Both scenarios are ultimately rooted in a lack of confidence, and can be addressed with some simple actions.
The case for yes
I've always held the belief that it's better to regret the things we have done, rather than the things we have not. True, I haven't always acted that way.
Many years ago, I was offered the opportunity to do my second year of University on an exchange in Norway. I considered the finances, my boyfriend at the time, my lack of adequate winter wardrobe, and the fact that I didn't speak Norwegian. I said no. I've always regretted it.
A few years later, I had the chance of a job in Switzerland. Although I'd just bought a flat, and started a new job just 4 weeks before, I jumped at the chance. This was the start of a big change for me. I'll always wonder who I might have been had I studied in Norway, but at least now I know I can go and live in another country, make friends, learn a language and face unexpected challenges.
Life's opportunities aren't always as obvious as moving to another country. You might be offered the chance of a new project or responsibility at work. If you find yourself doubting your ability to handle it, ask yourself if 2 years before you'd have believed you could do what you're doing now? Humans are built for growth and learning. Our giant brains are highly under-active and we all have more potential than we are using. Ask yourself too, how you'll feel if you see your colleague giving it a go, and taking the job that was "rightfully yours".
If your lack of confidence in your abilities holds you back from grabbing opportunities with both hands, next time, try saying yes. In a previous blog, I've explored strategies for gaining confidence in a new activity.
Trying new things can be scary, but it can lead to some of life's most memorable experiences. The only way to avoid failure completely is never to do anything at all. Is that the life you want to lead? Just Say Yes.
The case for no
Yes can be empowering. Yes can lead to great adventures. Yes can mean emotional freedom. Yes liberates us from our mental shackles. Yes takes chances. But the wrong kind of yes can leave us exhausted, frustrated and resentful, wondering how we'll ever get round to all those things we really want to do.
We want to be seen as helpful. But "can you just..." can end up as a lot more than it first looked. In business, it can lead to you doing extra tasks that you don't get credit for (or worse, don't get paid for if it's your own business). In a world where good customer service is highly rated, and going the extra mile is expected, it can be hard to say no.
You say yes. You end up losing focus. Are you really helping the majority of your customers?
No one can make you feel guilty for not doing something. You make yourself feel guilty. It's your life. You get to choose.
Try saying no by offering an alternative: "I'd love to help, but I know that X could do it better/faster/cheaper".
Try saying no by deferring a decision: "I don't think that's going to work for me, but I'll think about it"
Try saying no by being truthful: "Thanks for the opportunity, but that doesn't fit with my priorities right now".
Try saying no without offering any explanation: "No thanks".

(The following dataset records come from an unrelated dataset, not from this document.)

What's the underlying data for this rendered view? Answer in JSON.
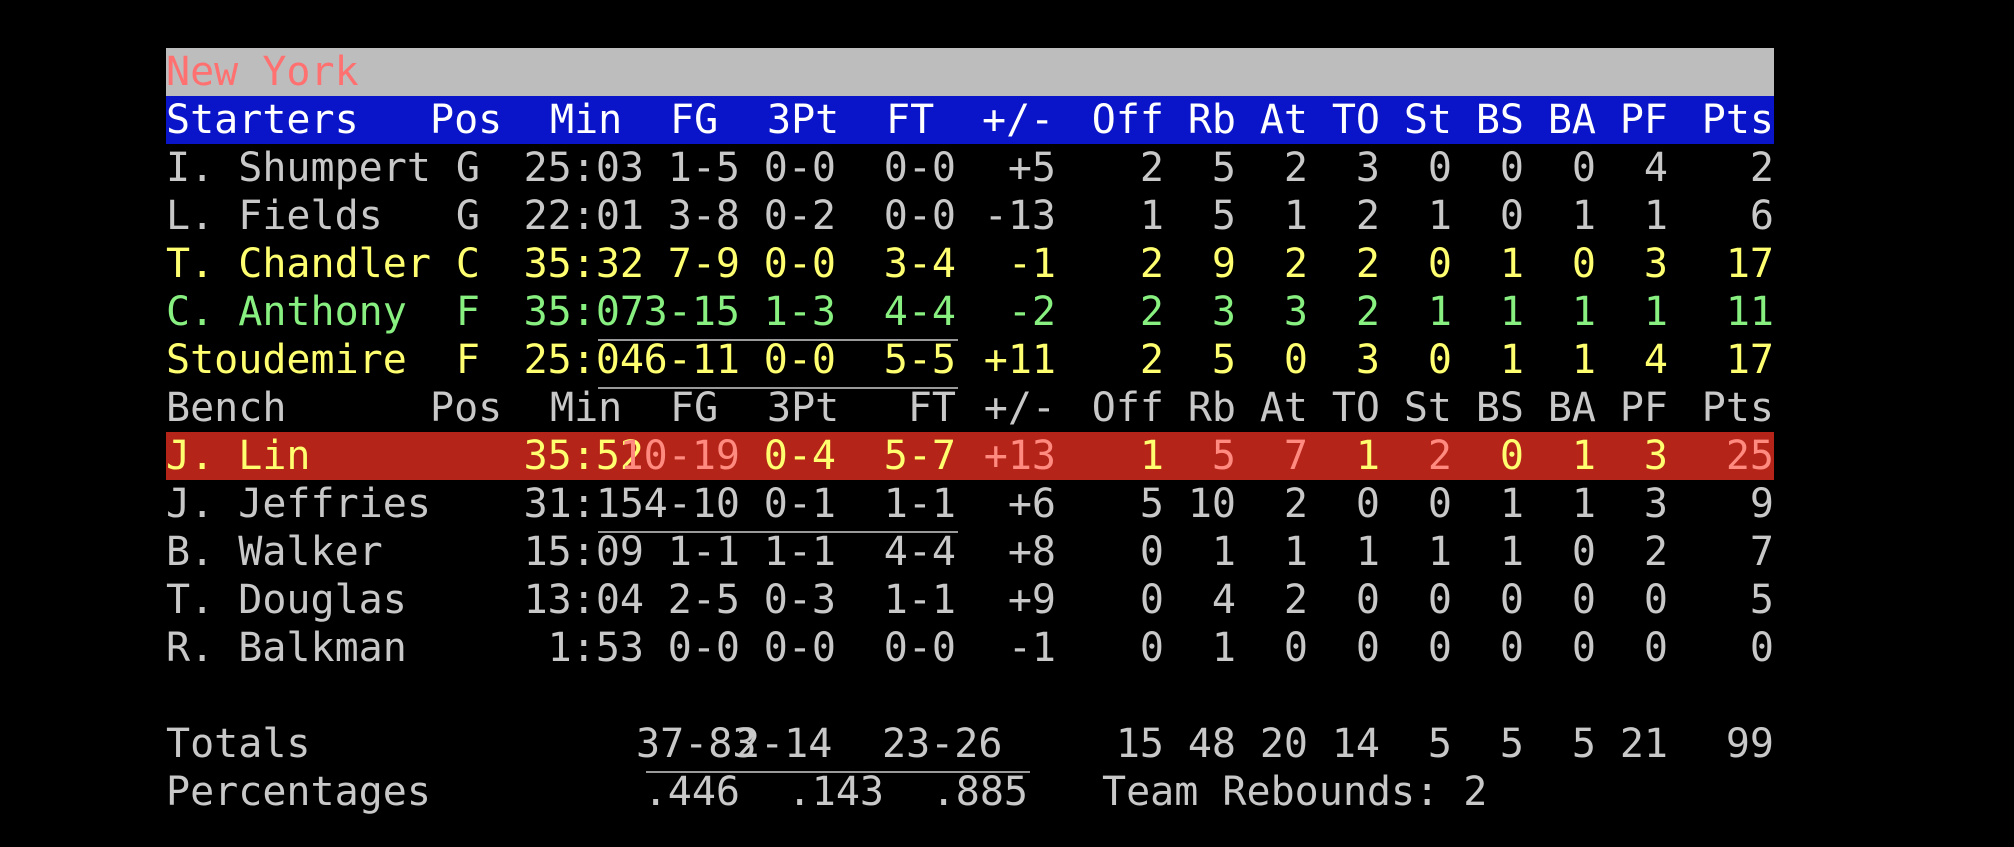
{
  "team": "New York",
  "starters_header": {
    "label": "Starters",
    "cols": [
      "Pos",
      "Min",
      "FG",
      "3Pt",
      "FT",
      "+/-",
      "Off",
      "Rb",
      "At",
      "TO",
      "St",
      "BS",
      "BA",
      "PF",
      "Pts"
    ]
  },
  "bench_header": {
    "label": "Bench",
    "cols": [
      "Pos",
      "Min",
      "FG",
      "3Pt",
      "FT",
      "+/-",
      "Off",
      "Rb",
      "At",
      "TO",
      "St",
      "BS",
      "BA",
      "PF",
      "Pts"
    ]
  },
  "starters": [
    {
      "name": "I. Shumpert",
      "pos": "G",
      "min": "25:03",
      "fg": "1-5",
      "tp": "0-0",
      "ft": "0-0",
      "pm": "+5",
      "off": "2",
      "rb": "5",
      "at": "2",
      "to": "3",
      "st": "0",
      "bs": "0",
      "ba": "0",
      "pf": "4",
      "pts": "2"
    },
    {
      "name": "L. Fields",
      "pos": "G",
      "min": "22:01",
      "fg": "3-8",
      "tp": "0-2",
      "ft": "0-0",
      "pm": "-13",
      "off": "1",
      "rb": "5",
      "at": "1",
      "to": "2",
      "st": "1",
      "bs": "0",
      "ba": "1",
      "pf": "1",
      "pts": "6"
    },
    {
      "name": "T. Chandler",
      "pos": "C",
      "min": "35:32",
      "fg": "7-9",
      "tp": "0-0",
      "ft": "3-4",
      "pm": "-1",
      "off": "2",
      "rb": "9",
      "at": "2",
      "to": "2",
      "st": "0",
      "bs": "1",
      "ba": "0",
      "pf": "3",
      "pts": "17"
    },
    {
      "name": "C. Anthony",
      "pos": "F",
      "min": "35:07",
      "fg": "3-15",
      "tp": "1-3",
      "ft": "4-4",
      "pm": "-2",
      "off": "2",
      "rb": "3",
      "at": "3",
      "to": "2",
      "st": "1",
      "bs": "1",
      "ba": "1",
      "pf": "1",
      "pts": "11"
    },
    {
      "name": "Stoudemire",
      "pos": "F",
      "min": "25:04",
      "fg": "6-11",
      "tp": "0-0",
      "ft": "5-5",
      "pm": "+11",
      "off": "2",
      "rb": "5",
      "at": "0",
      "to": "3",
      "st": "0",
      "bs": "1",
      "ba": "1",
      "pf": "4",
      "pts": "17"
    }
  ],
  "bench": [
    {
      "name": "J. Lin",
      "pos": "",
      "min": "35:52",
      "fg": "10-19",
      "tp": "0-4",
      "ft": "5-7",
      "pm": "+13",
      "off": "1",
      "rb": "5",
      "at": "7",
      "to": "1",
      "st": "2",
      "bs": "0",
      "ba": "1",
      "pf": "3",
      "pts": "25"
    },
    {
      "name": "J. Jeffries",
      "pos": "",
      "min": "31:15",
      "fg": "4-10",
      "tp": "0-1",
      "ft": "1-1",
      "pm": "+6",
      "off": "5",
      "rb": "10",
      "at": "2",
      "to": "0",
      "st": "0",
      "bs": "1",
      "ba": "1",
      "pf": "3",
      "pts": "9"
    },
    {
      "name": "B. Walker",
      "pos": "",
      "min": "15:09",
      "fg": "1-1",
      "tp": "1-1",
      "ft": "4-4",
      "pm": "+8",
      "off": "0",
      "rb": "1",
      "at": "1",
      "to": "1",
      "st": "1",
      "bs": "1",
      "ba": "0",
      "pf": "2",
      "pts": "7"
    },
    {
      "name": "T. Douglas",
      "pos": "",
      "min": "13:04",
      "fg": "2-5",
      "tp": "0-3",
      "ft": "1-1",
      "pm": "+9",
      "off": "0",
      "rb": "4",
      "at": "2",
      "to": "0",
      "st": "0",
      "bs": "0",
      "ba": "0",
      "pf": "0",
      "pts": "5"
    },
    {
      "name": "R. Balkman",
      "pos": "",
      "min": "1:53",
      "fg": "0-0",
      "tp": "0-0",
      "ft": "0-0",
      "pm": "-1",
      "off": "0",
      "rb": "1",
      "at": "0",
      "to": "0",
      "st": "0",
      "bs": "0",
      "ba": "0",
      "pf": "0",
      "pts": "0"
    }
  ],
  "totals": {
    "label": "Totals",
    "fg": "37-83",
    "tp": "2-14",
    "ft": "23-26",
    "off": "15",
    "rb": "48",
    "at": "20",
    "to": "14",
    "st": "5",
    "bs": "5",
    "ba": "5",
    "pf": "21",
    "pts": "99"
  },
  "percentages": {
    "label": "Percentages",
    "fg": ".446",
    "tp": ".143",
    "ft": ".885",
    "team_rebounds": "Team Rebounds: 2"
  },
  "colors": {
    "background": "#000000",
    "title_bar": "#bdbdbd",
    "header_bar": "#0a14c8",
    "highlight_row": "#b42418",
    "default_text": "#c8c8c8",
    "yellow_text": "#ffff70",
    "green_text": "#88f080",
    "pink_text": "#ff8a80"
  }
}
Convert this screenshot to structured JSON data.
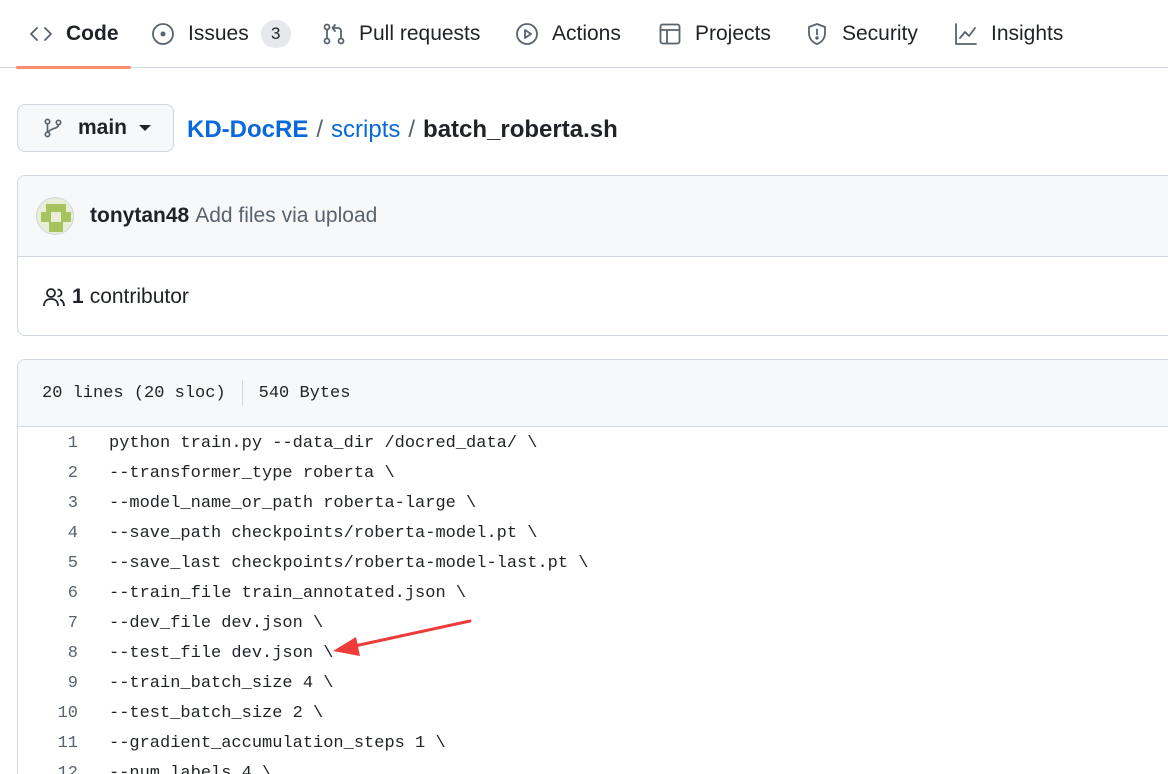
{
  "nav": {
    "tabs": [
      {
        "label": "Code",
        "icon": "code-icon"
      },
      {
        "label": "Issues",
        "icon": "issue-opened-icon",
        "count": "3"
      },
      {
        "label": "Pull requests",
        "icon": "git-pull-request-icon"
      },
      {
        "label": "Actions",
        "icon": "play-icon"
      },
      {
        "label": "Projects",
        "icon": "table-icon"
      },
      {
        "label": "Security",
        "icon": "shield-icon"
      },
      {
        "label": "Insights",
        "icon": "graph-icon"
      }
    ],
    "active_tab": "Code",
    "accent_color": "#fd8c73"
  },
  "branch": {
    "name": "main"
  },
  "breadcrumb": {
    "repo": "KD-DocRE",
    "folder": "scripts",
    "separator": "/",
    "file": "batch_roberta.sh"
  },
  "commit": {
    "author": "tonytan48",
    "message": "Add files via upload"
  },
  "contributors": {
    "count": "1",
    "label": "contributor"
  },
  "file_info": {
    "lines": "20 lines (20 sloc)",
    "size": "540 Bytes"
  },
  "code_lines": [
    {
      "n": "1",
      "text": "python train.py --data_dir /docred_data/ \\"
    },
    {
      "n": "2",
      "text": "--transformer_type roberta \\"
    },
    {
      "n": "3",
      "text": "--model_name_or_path roberta-large \\"
    },
    {
      "n": "4",
      "text": "--save_path checkpoints/roberta-model.pt \\"
    },
    {
      "n": "5",
      "text": "--save_last checkpoints/roberta-model-last.pt \\"
    },
    {
      "n": "6",
      "text": "--train_file train_annotated.json \\"
    },
    {
      "n": "7",
      "text": "--dev_file dev.json \\"
    },
    {
      "n": "8",
      "text": "--test_file dev.json \\"
    },
    {
      "n": "9",
      "text": "--train_batch_size 4 \\"
    },
    {
      "n": "10",
      "text": "--test_batch_size 2 \\"
    },
    {
      "n": "11",
      "text": "--gradient_accumulation_steps 1 \\"
    },
    {
      "n": "12",
      "text": "--num_labels 4 \\"
    }
  ],
  "annotation": {
    "color": "#ee3b3b",
    "points_to_line": "8"
  }
}
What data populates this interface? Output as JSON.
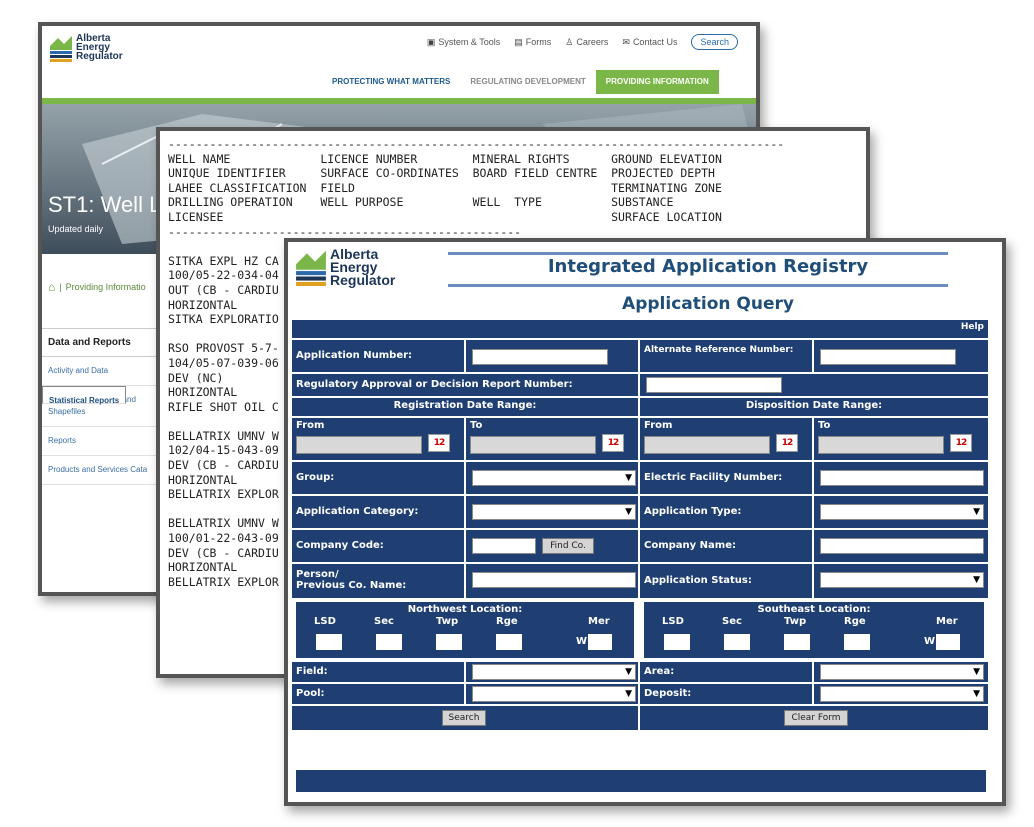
{
  "website": {
    "logo_text": [
      "Alberta",
      "Energy",
      "Regulator"
    ],
    "top_links": [
      {
        "icon": "briefcase-icon",
        "label": "System & Tools"
      },
      {
        "icon": "document-icon",
        "label": "Forms"
      },
      {
        "icon": "person-icon",
        "label": "Careers"
      },
      {
        "icon": "envelope-icon",
        "label": "Contact Us"
      }
    ],
    "search_label": "Search",
    "main_nav": [
      "PROTECTING WHAT MATTERS",
      "REGULATING DEVELOPMENT",
      "PROVIDING INFORMATION"
    ],
    "hero_title": "ST1: Well L",
    "hero_subtitle": "Updated daily",
    "breadcrumb": "Providing Informatio",
    "sidebar_heading": "Data and Reports",
    "sidebar_items": [
      "Activity and Data",
      "Statistical Reports",
      "Maps, Map Viewers, and Shapefiles",
      "Reports",
      "Products and Services Cata"
    ],
    "accent_color": "#7ab648",
    "brand_color": "#1d3557"
  },
  "well_listing": {
    "text": "-----------------------------------------------------------------------------------------\nWELL NAME             LICENCE NUMBER        MINERAL RIGHTS      GROUND ELEVATION\nUNIQUE IDENTIFIER     SURFACE CO-ORDINATES  BOARD FIELD CENTRE  PROJECTED DEPTH\nLAHEE CLASSIFICATION  FIELD                                     TERMINATING ZONE\nDRILLING OPERATION    WELL PURPOSE          WELL  TYPE          SUBSTANCE\nLICENSEE                                                        SURFACE LOCATION\n---------------------------------------------------\n\nSITKA EXPL HZ CA\n100/05-22-034-04\nOUT (CB - CARDIU\nHORIZONTAL\nSITKA EXPLORATIO\n\nRSO PROVOST 5-7-\n104/05-07-039-06\nDEV (NC)\nHORIZONTAL\nRIFLE SHOT OIL C\n\nBELLATRIX UMNV W\n102/04-15-043-09\nDEV (CB - CARDIU\nHORIZONTAL\nBELLATRIX EXPLOR\n\nBELLATRIX UMNV W\n100/01-22-043-09\nDEV (CB - CARDIU\nHORIZONTAL\nBELLATRIX EXPLOR"
  },
  "registry": {
    "logo_text": [
      "Alberta",
      "Energy",
      "Regulator"
    ],
    "title": "Integrated Application Registry",
    "subtitle": "Application Query",
    "help": "Help",
    "application_number": "Application Number:",
    "alternate_reference": "Alternate Reference Number:",
    "regulatory_approval": "Regulatory Approval or Decision Report Number:",
    "registration_range": "Registration Date Range:",
    "disposition_range": "Disposition Date Range:",
    "from": "From",
    "to": "To",
    "calendar_label": "12",
    "group": "Group:",
    "electric_facility": "Electric Facility Number:",
    "application_category": "Application Category:",
    "application_type": "Application Type:",
    "company_code": "Company Code:",
    "find_company": "Find Co.",
    "company_name": "Company Name:",
    "person_prev_1": "Person/",
    "person_prev_2": "Previous Co. Name:",
    "application_status": "Application Status:",
    "northwest_location": "Northwest Location:",
    "southeast_location": "Southeast Location:",
    "loc_cols": [
      "LSD",
      "Sec",
      "Twp",
      "Rge",
      "Mer"
    ],
    "mer_prefix": "W",
    "field": "Field:",
    "area": "Area:",
    "pool": "Pool:",
    "deposit": "Deposit:",
    "search_button": "Search",
    "clear_button": "Clear Form",
    "dropdown_arrow": "▼",
    "header_color": "#1f3f73",
    "title_color": "#1f4e79"
  }
}
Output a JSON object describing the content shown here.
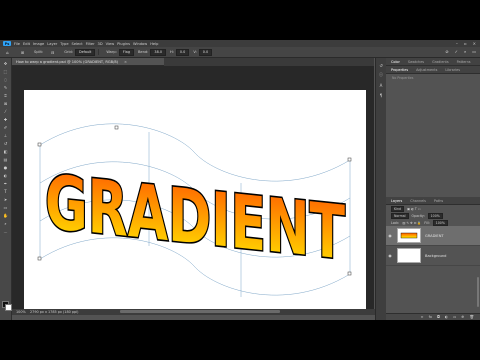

A simple no thank you can be the hardest of all to practice. What if they never invite me again? (Invite yourself). What if they think I'm rude? (Do you prefer to be thought of as a doormat?) What if they just say, "okay then, just thought I'd ask".
The point is, you have to do what's right for you. Of course there are obligations in life, and getting along with others can mean compromises. Remember it doesn't always have to be you who makes the first compromise. Just Say No.